As others have stated the main options are fill flash or multi exposure. I thought I'd post this handy example I shot recently where I tried both techniques:
This is the result of using fill flash:
The flash was off camera and to the left, near the ground. I was intentionally trying to get a very dramatic lighting effect, had I used the flash on camera the shadows would be less dramatic and the light more even.
This is the result of two exposures manually merged into one file:
The fill flash shot is more effortlessly natural looking but the multi-exposure (or HDR if you prefer) definitely has more detail and is more striking. It's worth pointing out that whilst I could have done better with the flash I could also have done better with the exposure blending, this is just a quick job to prove a point.

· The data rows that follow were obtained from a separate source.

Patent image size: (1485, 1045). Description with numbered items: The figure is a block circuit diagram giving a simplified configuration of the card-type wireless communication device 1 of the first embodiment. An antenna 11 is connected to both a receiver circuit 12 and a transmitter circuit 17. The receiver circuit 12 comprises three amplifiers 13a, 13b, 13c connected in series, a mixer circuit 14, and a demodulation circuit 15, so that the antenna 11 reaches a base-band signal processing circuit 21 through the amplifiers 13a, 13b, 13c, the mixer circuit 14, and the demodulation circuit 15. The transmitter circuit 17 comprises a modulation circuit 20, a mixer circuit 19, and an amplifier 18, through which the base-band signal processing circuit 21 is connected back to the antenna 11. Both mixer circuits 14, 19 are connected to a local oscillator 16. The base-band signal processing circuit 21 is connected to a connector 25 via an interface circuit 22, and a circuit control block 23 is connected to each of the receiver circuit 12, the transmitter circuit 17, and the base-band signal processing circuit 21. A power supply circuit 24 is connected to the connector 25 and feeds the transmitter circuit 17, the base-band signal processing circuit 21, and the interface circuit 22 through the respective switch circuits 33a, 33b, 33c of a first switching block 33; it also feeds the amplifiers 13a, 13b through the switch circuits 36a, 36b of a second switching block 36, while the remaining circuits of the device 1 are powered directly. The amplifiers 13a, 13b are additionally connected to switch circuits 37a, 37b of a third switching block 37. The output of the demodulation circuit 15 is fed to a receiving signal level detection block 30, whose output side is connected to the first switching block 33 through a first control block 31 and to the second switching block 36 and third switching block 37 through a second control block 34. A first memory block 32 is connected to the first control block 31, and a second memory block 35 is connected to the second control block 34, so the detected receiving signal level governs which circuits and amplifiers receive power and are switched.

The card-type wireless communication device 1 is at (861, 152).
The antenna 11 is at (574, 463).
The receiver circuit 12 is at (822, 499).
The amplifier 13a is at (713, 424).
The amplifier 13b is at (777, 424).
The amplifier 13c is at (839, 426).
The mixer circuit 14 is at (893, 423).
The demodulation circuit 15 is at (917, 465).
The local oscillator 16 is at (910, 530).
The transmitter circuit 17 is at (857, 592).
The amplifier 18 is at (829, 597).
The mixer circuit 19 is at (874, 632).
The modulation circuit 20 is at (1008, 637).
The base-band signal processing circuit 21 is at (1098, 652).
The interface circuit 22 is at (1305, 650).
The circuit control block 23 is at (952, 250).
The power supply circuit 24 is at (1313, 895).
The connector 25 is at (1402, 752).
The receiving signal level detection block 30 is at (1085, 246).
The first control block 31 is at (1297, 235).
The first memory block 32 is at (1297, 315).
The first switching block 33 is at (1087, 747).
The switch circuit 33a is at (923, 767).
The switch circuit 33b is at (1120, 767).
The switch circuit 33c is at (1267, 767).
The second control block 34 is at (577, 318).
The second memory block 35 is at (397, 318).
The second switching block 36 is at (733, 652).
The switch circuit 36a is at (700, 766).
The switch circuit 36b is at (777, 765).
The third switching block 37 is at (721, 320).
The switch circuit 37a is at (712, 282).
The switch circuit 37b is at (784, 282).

In general the pros and cons of each method are
Fill flash
- + Natural looking
- + Can be done with film
- + Can have movement in the scene
- + Minimal post processing
- - Only works for close subjects
- - You may have to balance the colour of flash with ambient light
- - Can be hard to get even lighting on your subject and avoid shadows
- - Bright backgrounds mean you have to stop down lots or use an ND at you can't use a fast shutter (unless your flash has HSS)
Multi-exposure (HDR)
- + More even lighting, no problems with shadows
- + Striking images
- + Can use any shutter speed
- + Works with all subject, near and far
- - Requires careful post processing to avoid halos, sickening contrast
- - Other photographers will know you used HDR and secretly judge you ;)
- - You can get weird colours in shadows due to secondary reflections.
This last point is worth expanding on. In my example the subject isn't being lit by direct sunlight. So where is the light coming from? Some of it is from other parts of the blue sky (refracting of particles in the upper atmosphere and turning blue), a small amount is bouncing off the clouds (which had almost gone by this point) but a significant amount of it is bouncing off the green grass in front of the subject.
If you boost the shadows too much using HDR, you can get colour shifts, as the shadows by definition aren't lit by direct light, only by light that has already bounced off other surfaces and picked up their colours!